Las autoridades también confirmaron que un transeúnte resultó herido durante el intercambio de disparos, aunque aclararon que ningún agente sufrió lesiones. Además, remarcaron que ni Donald Trump ni las operaciones de seguridad presidencial se vieron comprometidas durante el incidente. Hasta el momento, no trascendió la identidad del atacante ni los posibles motivos detrás del tiroteo.

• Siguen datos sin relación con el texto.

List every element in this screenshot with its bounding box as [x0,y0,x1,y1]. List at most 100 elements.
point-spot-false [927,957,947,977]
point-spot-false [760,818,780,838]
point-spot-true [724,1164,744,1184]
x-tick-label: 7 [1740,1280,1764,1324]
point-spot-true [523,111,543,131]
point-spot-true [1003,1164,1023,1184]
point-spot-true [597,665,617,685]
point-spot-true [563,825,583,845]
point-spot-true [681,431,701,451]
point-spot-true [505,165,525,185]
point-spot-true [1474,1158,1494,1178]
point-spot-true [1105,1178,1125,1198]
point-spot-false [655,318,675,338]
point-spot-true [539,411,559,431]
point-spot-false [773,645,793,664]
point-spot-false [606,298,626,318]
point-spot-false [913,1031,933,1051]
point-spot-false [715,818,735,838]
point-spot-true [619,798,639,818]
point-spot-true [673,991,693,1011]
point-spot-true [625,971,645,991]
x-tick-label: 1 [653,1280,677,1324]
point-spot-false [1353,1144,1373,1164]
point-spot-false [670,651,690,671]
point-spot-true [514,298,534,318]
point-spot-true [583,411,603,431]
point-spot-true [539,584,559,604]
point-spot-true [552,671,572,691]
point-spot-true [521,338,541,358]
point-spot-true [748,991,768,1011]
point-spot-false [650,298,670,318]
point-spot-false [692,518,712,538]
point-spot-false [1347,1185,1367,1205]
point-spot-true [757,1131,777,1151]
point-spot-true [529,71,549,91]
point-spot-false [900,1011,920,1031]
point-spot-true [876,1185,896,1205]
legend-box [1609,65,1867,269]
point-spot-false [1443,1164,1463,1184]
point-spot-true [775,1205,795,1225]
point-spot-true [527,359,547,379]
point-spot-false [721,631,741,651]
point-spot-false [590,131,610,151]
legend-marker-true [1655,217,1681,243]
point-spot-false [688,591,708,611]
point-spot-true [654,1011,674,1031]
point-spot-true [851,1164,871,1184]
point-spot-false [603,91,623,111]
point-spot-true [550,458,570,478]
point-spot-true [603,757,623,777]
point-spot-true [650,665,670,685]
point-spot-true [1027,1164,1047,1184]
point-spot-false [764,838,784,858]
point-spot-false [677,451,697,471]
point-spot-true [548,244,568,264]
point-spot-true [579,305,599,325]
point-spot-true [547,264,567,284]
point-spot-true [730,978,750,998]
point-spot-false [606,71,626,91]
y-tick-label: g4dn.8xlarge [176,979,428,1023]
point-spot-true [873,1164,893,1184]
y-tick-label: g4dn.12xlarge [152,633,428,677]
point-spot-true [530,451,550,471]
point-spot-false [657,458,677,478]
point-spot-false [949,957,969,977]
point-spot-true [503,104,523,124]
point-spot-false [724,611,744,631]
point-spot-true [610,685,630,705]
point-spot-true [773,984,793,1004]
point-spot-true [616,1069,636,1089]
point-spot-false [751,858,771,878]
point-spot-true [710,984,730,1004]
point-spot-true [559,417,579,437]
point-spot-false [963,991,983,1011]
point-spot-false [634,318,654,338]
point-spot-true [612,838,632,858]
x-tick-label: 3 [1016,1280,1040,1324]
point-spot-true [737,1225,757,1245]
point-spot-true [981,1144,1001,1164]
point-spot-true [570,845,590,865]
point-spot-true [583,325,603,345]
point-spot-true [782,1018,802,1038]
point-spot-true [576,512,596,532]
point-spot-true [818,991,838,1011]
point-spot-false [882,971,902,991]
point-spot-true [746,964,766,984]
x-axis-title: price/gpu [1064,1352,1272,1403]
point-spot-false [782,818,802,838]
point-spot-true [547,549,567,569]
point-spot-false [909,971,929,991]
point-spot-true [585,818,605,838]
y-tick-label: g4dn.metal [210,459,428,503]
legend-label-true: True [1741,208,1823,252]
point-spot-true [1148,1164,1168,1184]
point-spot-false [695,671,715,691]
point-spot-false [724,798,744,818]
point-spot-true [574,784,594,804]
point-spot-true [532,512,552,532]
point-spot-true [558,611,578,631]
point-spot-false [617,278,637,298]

El comunicado del Servicio Secreto.
El episodio ocurre apenas un mes después de otro hecho armado registrado en la Casa Blanca, cuando un sospechoso armado con una escopeta atravesó un control de seguridad y se enfrentó a tiros con agentes federales. Aquella situación ya había encendido las alarmas sobre la seguridad en el corazón político de Washington, y este nuevo ataque vuelve a colocar bajo presión a los organismos encargados de proteger al presidente estadounidense.
La investigación continúa abierta y el Servicio Secreto adelantó que brindará más información en las próximas horas. Mientras tanto, las fuerzas federales mantienen acordonada la zona para realizar peritajes y determinar si el atacante actuó solo o si existió algún tipo de planificación previa detrás del intento de ataque en las inmediaciones de la Casa Blanca.